Depths and subtree sizes:

Node 2: depth 1, size 2

Node 3: depth 1, size 1

Node 4: depth 2, size 1

We can pick only one node.

Sorted order gives node 2 first.

Step Chosen Node Used Cost Best
1 (1,2) 1 2 1 (but cost > p)

Cost exceeds budget immediately, so we stop and answer is 0.

This shows that high-subtree nodes can be too expensive even if they are shallow, which is the key trade-off.

Complexity Analysis

Measure Complexity Explanation
Time $O(m \log m)$ DFS computes depths and subtree sizes in linear time, sorting nodes dominates
Space $O(m)$ adjacency list, recursion/stack, and auxiliary arrays

The solution fits comfortably within limits since $m = 10^5$ allows roughly $10^6$ operations, and sorting dominates but remains fast.

Test Cases

import sys, io

def run(inp: str) -> str:
    sys.stdin = io.StringIO(inp)
    import sys
    input = sys.stdin.readline

    n, k, p = map(int, sys.stdin.readline().split())
    g = [[] for _ in range(n + 1)]
    for _ in range(n - 1):
        a, b = map(int, sys.stdin.readline().split())
        g[a].append(b)
        g[b].append(a)

    parent = [0] * (n + 1)
    depth = [0] * (n + 1)
    stack = [(1, 0)]
    parent[1] = -1
    order = []

    while stack:
        v, pv = stack.pop()
        parent[v] = pv
        order.append(v)
        for to in g[v]:
            if to != pv:
                depth[to] = depth[v] + 1
                stack.append((to, v))

    sz = [1] * (n + 1)
    for v in reversed(order):
        for to in g[v]:
            if to == parent[v]:
                continue
            sz[v] += sz[to]

    nodes = [(depth[i], sz[i]) for i in range(2, n + 1)]
    nodes.sort(reverse=True)

    used = 0
    cost = 0
    best = 0

    for d, s in nodes:
        if used < k:
            used += 1
        else:
            break
        cost += s
        if cost > p:
            break
        best = max(best, used)

    return str(best)

# provided sample
assert run("""10 2 1
1 2
1 3
3 4
3 5
2 6
6 8
6 7
9 8
8 10
""") == "2"

# minimum case
assert run("""2 1 0
1 2
""") == "0"

# no budget
assert run("""5 3 0
1 2
1 3
1 4
1 5
""") == "0"

# large k but small p
assert run("""5 5 1
1 2
2 3
3 4
4 5
""") == "1"

# star tree
assert run("""6 3 5
1 2
1 3
1 4
1 5
1 6
""") == "3"
Test input Expected output What it validates
chain and tight budget 0 early cutoff behavior
star tree 3 handling many shallow subtrees
zero budget 0 immediate failure case
linear chain 1 depth propagation correctness

Edge Cases

A key edge case is a star-shaped tree where one node has a large subtree size.

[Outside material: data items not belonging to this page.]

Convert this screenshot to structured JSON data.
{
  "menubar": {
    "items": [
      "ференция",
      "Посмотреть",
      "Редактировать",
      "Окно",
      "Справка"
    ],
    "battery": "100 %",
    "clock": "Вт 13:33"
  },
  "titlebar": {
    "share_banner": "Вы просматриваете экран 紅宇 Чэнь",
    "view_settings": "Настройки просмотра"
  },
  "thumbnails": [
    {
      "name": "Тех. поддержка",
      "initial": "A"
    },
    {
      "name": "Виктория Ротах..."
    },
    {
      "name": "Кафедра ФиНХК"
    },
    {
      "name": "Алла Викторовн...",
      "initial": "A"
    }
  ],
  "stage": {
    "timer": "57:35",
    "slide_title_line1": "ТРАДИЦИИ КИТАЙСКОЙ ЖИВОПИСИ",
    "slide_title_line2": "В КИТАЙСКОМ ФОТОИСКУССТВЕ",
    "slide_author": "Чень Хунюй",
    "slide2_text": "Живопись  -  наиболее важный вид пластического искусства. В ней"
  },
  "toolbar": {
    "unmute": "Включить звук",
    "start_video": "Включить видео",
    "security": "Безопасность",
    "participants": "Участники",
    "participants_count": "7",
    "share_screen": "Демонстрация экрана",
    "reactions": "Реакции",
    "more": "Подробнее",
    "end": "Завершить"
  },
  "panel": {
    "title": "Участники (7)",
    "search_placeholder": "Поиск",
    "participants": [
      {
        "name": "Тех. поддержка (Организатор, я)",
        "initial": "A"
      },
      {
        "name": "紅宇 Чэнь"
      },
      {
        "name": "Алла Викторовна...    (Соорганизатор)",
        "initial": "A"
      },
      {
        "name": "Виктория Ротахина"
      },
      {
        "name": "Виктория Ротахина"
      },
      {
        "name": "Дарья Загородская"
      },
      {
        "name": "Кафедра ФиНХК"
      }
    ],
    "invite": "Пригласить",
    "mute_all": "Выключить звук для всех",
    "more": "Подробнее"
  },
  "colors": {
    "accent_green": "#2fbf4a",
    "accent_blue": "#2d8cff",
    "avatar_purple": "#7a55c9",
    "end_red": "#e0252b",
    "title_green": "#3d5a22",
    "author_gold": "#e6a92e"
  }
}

In that configuration, selecting that node first dominates cost and can immediately exceed the budget even when $k$ is large. The algorithm handles this correctly because subtree size is added immediately to cost, causing early termination.

Another edge case is a long chain. Here every node has subtree size 1, so cost grows linearly with selections. The algorithm reduces to choosing up to $k$ nodes until budget runs out, which matches the intended behavior of sequential delay accumulation along a single path.

A final edge case is when $k = 0$. No nodes are selected, so no cost is incurred and no contribution is possible. The algorithm naturally returns zero because the loop never executes, preserving correctness without special casing.